The education of Gore Vidal

I am not exactly certain just why I have so enjoyed the writings of Gore Vidal over the years.  But what I do know, and a PBS special from 2002 that recently resurfaced has made so abundantly clear, is that my life and Vidal's were about as different as is humanly possible.  I watched it last night.

Examples abound.  Vidal was born to the USA's ruling class.  He was the pet grandchild of a blind Senator and so found himself reading the documents of government to him on the Senate floor.  He probably knew more about the inner workings of government by 10 than I would know in a lifetime.

Then there was the matter of Vidal being so absurdly handsome that he was probably the best looking person in the room for most of his life.  Beautiful people get away with a LOT and so comments that would have destroyed the careers of lesser folks were tolerated and even loved when written by Gore.  We can be reasonably certain that Vidal would never have been a regular on Johnny Carson if he had been an ugly man.

In the end, his great intellectual contribution to life in USA was that he understood how its Leisure Classes operated.  From the founding fathers to the wretched empire builders who hatched the invasion of Iraq, Gore wrote about them as amusingly absurd.  He had a home in Italy for much of his life where he would compare the American Empire's depravities with those of Rome's.  And so his life's work could be summed up by his strange insistence on telling the truth about some of the greatest liars and hypocrites to have ever walked the earth.  No small contribution, that.

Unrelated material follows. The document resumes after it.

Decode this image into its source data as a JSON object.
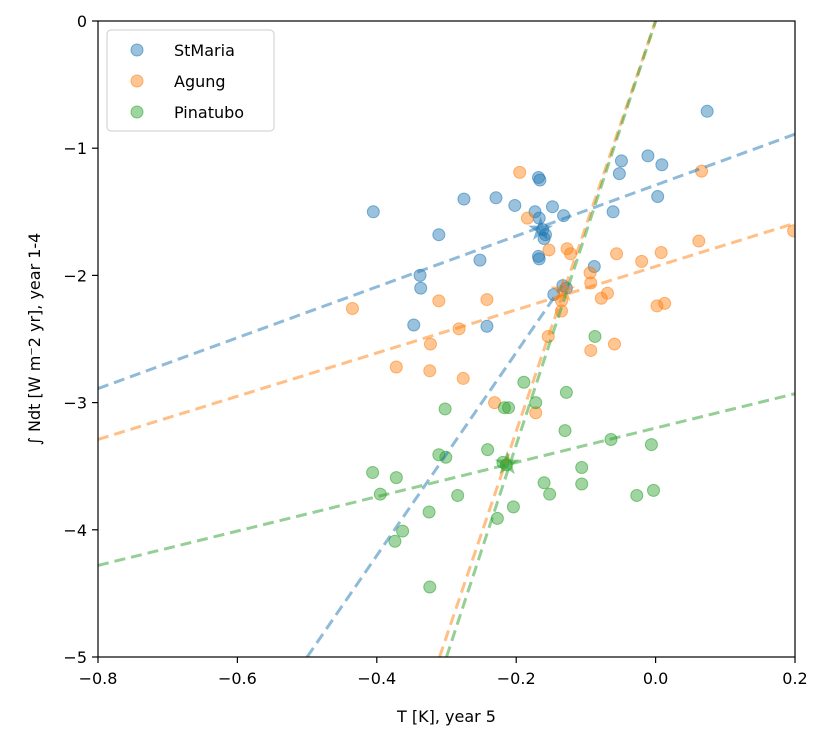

But the USA of the builders completely escaped his notice.  He did not write about Whitney or Edison or Ford.  His father was a senior aviation bureaucrat for FDR but young Gore never became the least interested in how aerospace became one of the dominant industries in the land.  And so now, when the great existential threats to the nation and the world such as climate change are those only the builders can truly understand, his stunning insights can be reduced to yet another observation that the Leisure Classes really are as useless as they aspire to be.

As someone who has grown to detest the Leisure Classes over the years, I guess I loved reading Vidal because he provided me with so much ammunition in my understanding of just how those folks preserve their archaic traits.  And how impervious they are to the influences of science and rational thought.  We know the Enlightenment happened.  We also know that it was wasted on the current crop of scientifically illiterate politicians who can watch their country burn to a crisp and still deny climate change.  When Vidal unfavorably compared our current manifestations of the Leisure Classes to the emperors like Caligula, he gave us insights that were actually quite impossible to ignore.  Because while it is possible to dismiss the Leisure Classes as just more useless protoplasm, Vidal gave us chapter and verse for why this is probably a good idea.